Sunday, February 7, 2021

What I Do When She Naps

NB: Please. I know how privileged my experience of Covid is. I'm not suffering here. I know my brothers and sisters are. I don't write here, though, in order to express a need for sympathy. I write in order to find this post again, perhaps on a snowy afternoon in February 2025, when my baby is four and a half years old and taking her afternoon nap, and we've come home from a church service. I'll read this and remember. 

Covid was simultaneous with my pregnancy and the birth of our daughter last fall. We had already decided that I would take a year off of teaching to be with Tess, and Jake already had a sweet deal where he worked from home four out of five days. When we look at our life changes, it's hard to see what changed because of having a child and what changed because of the pandemic. 

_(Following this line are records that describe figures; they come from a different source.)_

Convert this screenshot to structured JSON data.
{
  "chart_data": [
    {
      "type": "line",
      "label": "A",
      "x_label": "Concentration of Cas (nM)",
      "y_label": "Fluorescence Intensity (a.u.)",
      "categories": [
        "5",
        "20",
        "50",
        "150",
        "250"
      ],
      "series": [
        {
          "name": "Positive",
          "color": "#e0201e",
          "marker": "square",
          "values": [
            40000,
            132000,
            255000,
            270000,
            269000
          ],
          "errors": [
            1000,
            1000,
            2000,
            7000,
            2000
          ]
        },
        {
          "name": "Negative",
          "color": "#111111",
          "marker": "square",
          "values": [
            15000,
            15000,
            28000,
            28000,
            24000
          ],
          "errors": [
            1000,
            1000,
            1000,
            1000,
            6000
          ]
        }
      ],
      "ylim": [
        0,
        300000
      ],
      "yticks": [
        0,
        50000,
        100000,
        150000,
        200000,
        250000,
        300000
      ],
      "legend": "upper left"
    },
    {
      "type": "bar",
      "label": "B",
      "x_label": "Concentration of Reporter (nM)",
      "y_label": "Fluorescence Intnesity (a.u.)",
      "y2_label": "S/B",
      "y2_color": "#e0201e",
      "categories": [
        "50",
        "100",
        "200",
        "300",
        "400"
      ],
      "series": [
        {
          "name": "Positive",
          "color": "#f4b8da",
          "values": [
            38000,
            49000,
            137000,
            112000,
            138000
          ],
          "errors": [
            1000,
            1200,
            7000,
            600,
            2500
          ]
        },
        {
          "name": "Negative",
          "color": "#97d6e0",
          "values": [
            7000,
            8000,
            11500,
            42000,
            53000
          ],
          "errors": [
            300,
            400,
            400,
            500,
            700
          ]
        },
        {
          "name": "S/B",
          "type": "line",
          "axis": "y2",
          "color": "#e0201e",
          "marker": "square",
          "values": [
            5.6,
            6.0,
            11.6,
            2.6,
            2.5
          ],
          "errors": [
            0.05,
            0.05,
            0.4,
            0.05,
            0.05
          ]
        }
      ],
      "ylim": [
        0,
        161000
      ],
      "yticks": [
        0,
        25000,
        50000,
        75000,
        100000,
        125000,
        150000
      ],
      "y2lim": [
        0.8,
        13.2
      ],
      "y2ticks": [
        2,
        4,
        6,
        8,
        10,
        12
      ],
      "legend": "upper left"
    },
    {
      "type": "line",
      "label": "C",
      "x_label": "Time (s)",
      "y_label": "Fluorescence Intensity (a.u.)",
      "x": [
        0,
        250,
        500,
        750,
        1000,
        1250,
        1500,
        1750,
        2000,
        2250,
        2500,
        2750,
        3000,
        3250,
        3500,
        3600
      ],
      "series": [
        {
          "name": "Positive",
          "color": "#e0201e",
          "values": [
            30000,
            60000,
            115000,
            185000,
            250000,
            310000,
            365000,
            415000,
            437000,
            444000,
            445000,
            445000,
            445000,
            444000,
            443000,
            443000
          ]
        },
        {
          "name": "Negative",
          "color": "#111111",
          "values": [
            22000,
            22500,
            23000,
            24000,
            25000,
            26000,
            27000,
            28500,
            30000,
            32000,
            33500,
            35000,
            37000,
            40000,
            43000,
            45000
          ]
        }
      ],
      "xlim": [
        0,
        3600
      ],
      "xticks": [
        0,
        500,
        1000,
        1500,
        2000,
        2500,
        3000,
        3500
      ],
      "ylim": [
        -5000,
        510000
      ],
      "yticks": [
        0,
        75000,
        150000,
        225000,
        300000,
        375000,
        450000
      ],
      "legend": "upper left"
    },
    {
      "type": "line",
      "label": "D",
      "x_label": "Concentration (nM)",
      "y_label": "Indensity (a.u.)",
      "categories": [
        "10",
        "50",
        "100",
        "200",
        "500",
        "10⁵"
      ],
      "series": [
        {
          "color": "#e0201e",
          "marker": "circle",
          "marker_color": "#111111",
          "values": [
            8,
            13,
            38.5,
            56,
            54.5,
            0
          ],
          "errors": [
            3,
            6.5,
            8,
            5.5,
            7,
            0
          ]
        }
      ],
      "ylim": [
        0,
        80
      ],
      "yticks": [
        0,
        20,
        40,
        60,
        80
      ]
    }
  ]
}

I miss smiling at strangers, going to church, meeting for coffee, going to restaurants, birthday parties, and any parties. In fact, church is its own category of things I miss: singing together, passing babies around, standing in the kitchen and giving hugs to anyone who happens to come in, seeing kids grow up, and hearing a sermon the whole way through, without lag and with an open mind because it's not just more contentit's someone's thoughts who I know, who feels real. All of that is strictly pandemic loss. 

How do I even begin to narrate the losses you experience when you have a child? Let me just say the hardest thing for me is the two together, the losses that result from having a baby during a pandemic: I can't share my baby. I can't sit in the church service while you walk around the back of the room with her, a long-held West End tradition if ever there was one.  

And you can't come over for coffee and give me a hug and tell me how sweet this stage is and to soak it up because it goes by so fast. I wish you could, because while you tell me that, you could hold her in your arms and smile at her and notice the birthmark at the nape of her neck. You'd see what wonderful, toothless smiles she will give back. You'd hold her in front of the mirror and laugh as she talks to herself, delighted to find another baby who she understands exactly. Because there aren't very many babies for her to hang with just now. 

When Tessa is taking one of her four naps a day, I get a few sets of 30-45 minutes to do things that require two hands. If I don't come at those time periods with a plan, it's very likely I'll mope about how many things I miss. She's napping right now. I'm moping right now.